Rue Cels

Arrondissement 14

Number 24

The street was named after the owner of the land just outside the walls of Paris to the South of the Montparnasse cemetery, Jacques Philippe Martin Cels, who was also a renowned horticulturalist. It was opened in 1850.

Simone de Beauvoir and Sartre rented two rooms at the Hotel Mistral at No. 24, and lived there from 1937 to 1939

One of Paris’ rare plaques remembering left-wingers has been put outside No. 24. This is the Hotel Mistral, where Simone de Beauvoir and Jean-Paul Sartre rented two separate rooms from the autumn of 1937 until September 1939. They had agreed to keep their individual freedom.
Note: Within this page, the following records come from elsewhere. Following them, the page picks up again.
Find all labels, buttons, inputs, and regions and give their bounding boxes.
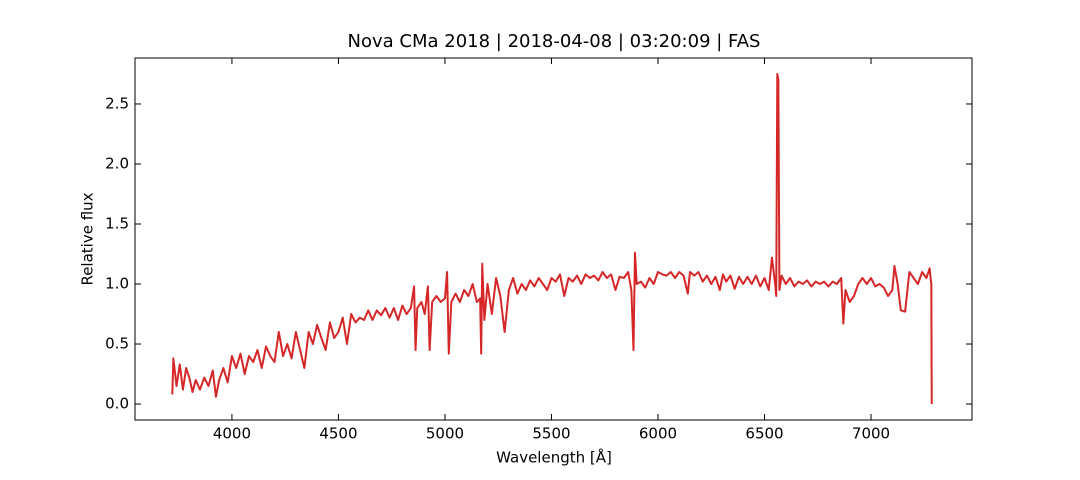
chart-title: Nova CMa 2018 | 2018-04-08 | 03:20:09 | … — [348, 31, 761, 52]
x-tick-label: 4500 — [319, 425, 357, 443]
y-axis-label: Relative flux — [79, 192, 97, 285]
y-tick-label: 2.5 — [105, 94, 129, 112]
y-tick-label: 1.0 — [105, 275, 129, 293]
x-tick-label: 7000 — [852, 425, 890, 443]
x-tick-label: 5000 — [426, 425, 464, 443]
x-tick-label: 6000 — [639, 425, 677, 443]
x-tick-label: 5500 — [532, 425, 570, 443]
x-axis-label: Wavelength [Å] — [496, 448, 612, 467]
y-tick-label: 0.0 — [105, 395, 129, 413]
x-tick-label: 6500 — [745, 425, 783, 443]
y-tick-label: 0.5 — [105, 335, 129, 353]
spectrum-line — [171, 72, 933, 405]
plot-frame — [134, 57, 973, 421]
y-tick-label: 1.5 — [105, 214, 129, 232]
y-tick-label: 2.0 — [105, 154, 129, 172]
x-tick-label: 4000 — [213, 425, 251, 443]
The quotes on the plaque are: ‘I would be mistaken if I said we are as one. Between two individuals harmony is never certain, it must continuously be conquered’. Jean-Paul: ‘But there is one thing that doesn’t ever change, nor can it change. It is that whatever happens and whatever I become I will become it with you’.

After being released from his prisoner-of-war status in 1940, Sartre returned to the Hotel Mistral, where de Beauvoir also moved back to. In 1941 the first meeting of the intellectual resistance group, ‘Socialism and Freedom’ (Socialisme et Liberté), was held in Simone de Beauvoir’s room.